Vermitteln zwischen Staat und Aktivisten
Das Schicksal der Gedenkstätte berührt in Perm viele Menschen. Einer der profiliertesten Experten für die Auseinandersetzung um Perm 36 ist Wladimir Sokolow, ein freier Journalist, der in der Stadt bestens vernetzt ist. Er ist auch so etwas wie ein Mittler zwischen den Welten. Sokolow versucht, sowohl zur alten Garde der Aktivisten wie auch zum neuen Team einen Draht zu behalten. Er trägt einen Fünftagebart, aber weder Mütze noch Schal, wenn er an diesem zugigen Tag an der renovierten Promenade des Flusses Kama entlangschlendert, der Perm in zwei Hälften teilt. „In seiner alten Form war das Museum den Herrschenden zu unbequem, es gab ihnen dort zu viel zivilgesellschaftliche Bewegung“, erklärt er. „Das ist sehr schade.“ Nun gehe es darum, „die Gedenkstätte als solche überhaupt zu erhalten“.

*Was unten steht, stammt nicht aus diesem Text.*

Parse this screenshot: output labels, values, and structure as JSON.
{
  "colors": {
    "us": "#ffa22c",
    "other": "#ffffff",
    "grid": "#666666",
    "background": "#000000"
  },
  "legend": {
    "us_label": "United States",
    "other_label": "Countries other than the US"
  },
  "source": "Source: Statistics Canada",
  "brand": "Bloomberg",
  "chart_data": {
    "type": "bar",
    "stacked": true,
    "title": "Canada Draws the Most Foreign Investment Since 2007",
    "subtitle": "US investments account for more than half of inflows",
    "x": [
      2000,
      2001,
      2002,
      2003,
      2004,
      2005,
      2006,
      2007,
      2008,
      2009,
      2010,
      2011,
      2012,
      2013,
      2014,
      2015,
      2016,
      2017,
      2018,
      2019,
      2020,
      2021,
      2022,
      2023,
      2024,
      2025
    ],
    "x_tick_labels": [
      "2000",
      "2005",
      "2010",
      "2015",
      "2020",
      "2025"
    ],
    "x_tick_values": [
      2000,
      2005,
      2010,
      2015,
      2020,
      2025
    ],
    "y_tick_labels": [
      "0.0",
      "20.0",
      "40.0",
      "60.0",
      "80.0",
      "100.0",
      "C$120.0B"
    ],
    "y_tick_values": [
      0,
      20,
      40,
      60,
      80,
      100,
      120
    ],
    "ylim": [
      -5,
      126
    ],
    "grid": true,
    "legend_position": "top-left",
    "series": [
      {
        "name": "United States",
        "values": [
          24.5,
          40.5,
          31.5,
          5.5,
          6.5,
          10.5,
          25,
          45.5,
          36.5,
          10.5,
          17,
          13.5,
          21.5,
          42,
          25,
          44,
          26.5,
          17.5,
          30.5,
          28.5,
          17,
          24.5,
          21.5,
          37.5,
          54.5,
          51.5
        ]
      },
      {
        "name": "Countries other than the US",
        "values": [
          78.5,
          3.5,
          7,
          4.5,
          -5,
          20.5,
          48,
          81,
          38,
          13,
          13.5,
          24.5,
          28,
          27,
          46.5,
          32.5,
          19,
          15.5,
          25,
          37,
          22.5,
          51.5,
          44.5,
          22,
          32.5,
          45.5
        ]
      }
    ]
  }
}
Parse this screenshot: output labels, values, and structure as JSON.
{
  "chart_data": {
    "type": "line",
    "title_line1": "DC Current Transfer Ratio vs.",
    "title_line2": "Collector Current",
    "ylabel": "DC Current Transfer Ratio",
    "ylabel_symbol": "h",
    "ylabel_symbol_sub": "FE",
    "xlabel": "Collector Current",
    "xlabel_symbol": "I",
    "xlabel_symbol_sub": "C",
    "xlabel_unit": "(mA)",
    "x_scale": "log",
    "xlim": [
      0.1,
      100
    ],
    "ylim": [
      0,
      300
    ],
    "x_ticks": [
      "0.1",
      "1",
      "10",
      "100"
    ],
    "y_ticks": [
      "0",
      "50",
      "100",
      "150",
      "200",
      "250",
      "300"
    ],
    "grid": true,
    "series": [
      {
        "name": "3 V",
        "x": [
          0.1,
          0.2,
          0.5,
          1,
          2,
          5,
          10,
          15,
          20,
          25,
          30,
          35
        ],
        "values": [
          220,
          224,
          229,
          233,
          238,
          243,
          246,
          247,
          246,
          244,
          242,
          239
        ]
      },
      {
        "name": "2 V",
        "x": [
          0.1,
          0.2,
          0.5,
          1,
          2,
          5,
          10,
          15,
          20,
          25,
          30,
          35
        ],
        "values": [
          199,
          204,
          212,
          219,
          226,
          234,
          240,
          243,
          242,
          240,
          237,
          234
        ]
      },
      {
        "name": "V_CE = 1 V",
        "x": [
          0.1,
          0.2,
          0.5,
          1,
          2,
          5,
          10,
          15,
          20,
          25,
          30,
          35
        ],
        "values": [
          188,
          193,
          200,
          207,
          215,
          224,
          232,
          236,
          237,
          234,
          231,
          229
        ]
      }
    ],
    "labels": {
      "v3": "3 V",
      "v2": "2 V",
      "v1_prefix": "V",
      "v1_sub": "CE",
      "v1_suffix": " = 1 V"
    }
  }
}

Sokolow findet, es sei „gar nicht in Ordnung“, wie mit Schmyrow und Kursina umgegangen wurde. „Es wurde versucht, sie als korrupt zu diskreditieren. Das waren sie meiner Meinung nach nie. Aber sie haben chaotische Verhältnisse hinterlassen, was alle Aufarbeitung und Versöhnung schwer macht.“ Wie Memorial-Chef Latypow glaubt Sokolow, dass die erste Zeit nach der Übernahme schlimm gewesen sei, sich die Dinge seither aber etwas gebessert hätten.
In der Gedenkstätte selbst gibt es seit der staatlichen Übernahme eine Baracke, in der auch eine Art der Verbesserung dargestellt wird, wenn auch eine merkwürdige. Es ist eine Baracke, die fast alle bestürzt bis fassungslos erwähnen, die mit der Gedenkstätte zu tun hatten oder haben, wenn sie von dieser reden. Dort wird die „Evolution der Schlafstätten“ abgebildet. Auf ein grob und schief geschnitztes Doppelstockbett aus den Weltkriegsjahren folgt ein etwas stabiler wirkendes aus einem späteren Jahrzehnt, dann ein fast gerades – bis hin zu einem Einzelbett, das so beinahe in einer Jugendherberge stehen könnte. Die Aussage ist klar: Es ist alles humaner geworden seit Stalin. Wie seltsam die frischen Decken auf diesen Betten an einem Ort wirken, an dem auch Menschen starben, die mal einen Witz über Parteifunktionäre gemacht haben und dann denunziert wurden, ist schwer zu beschreiben. Ebenso wie der Eindruck, dass Perm 36 trotzdem weiter menschenverachtende Trostlosigkeit ausstrahlt, die diesem Ort in den Knochen steckt.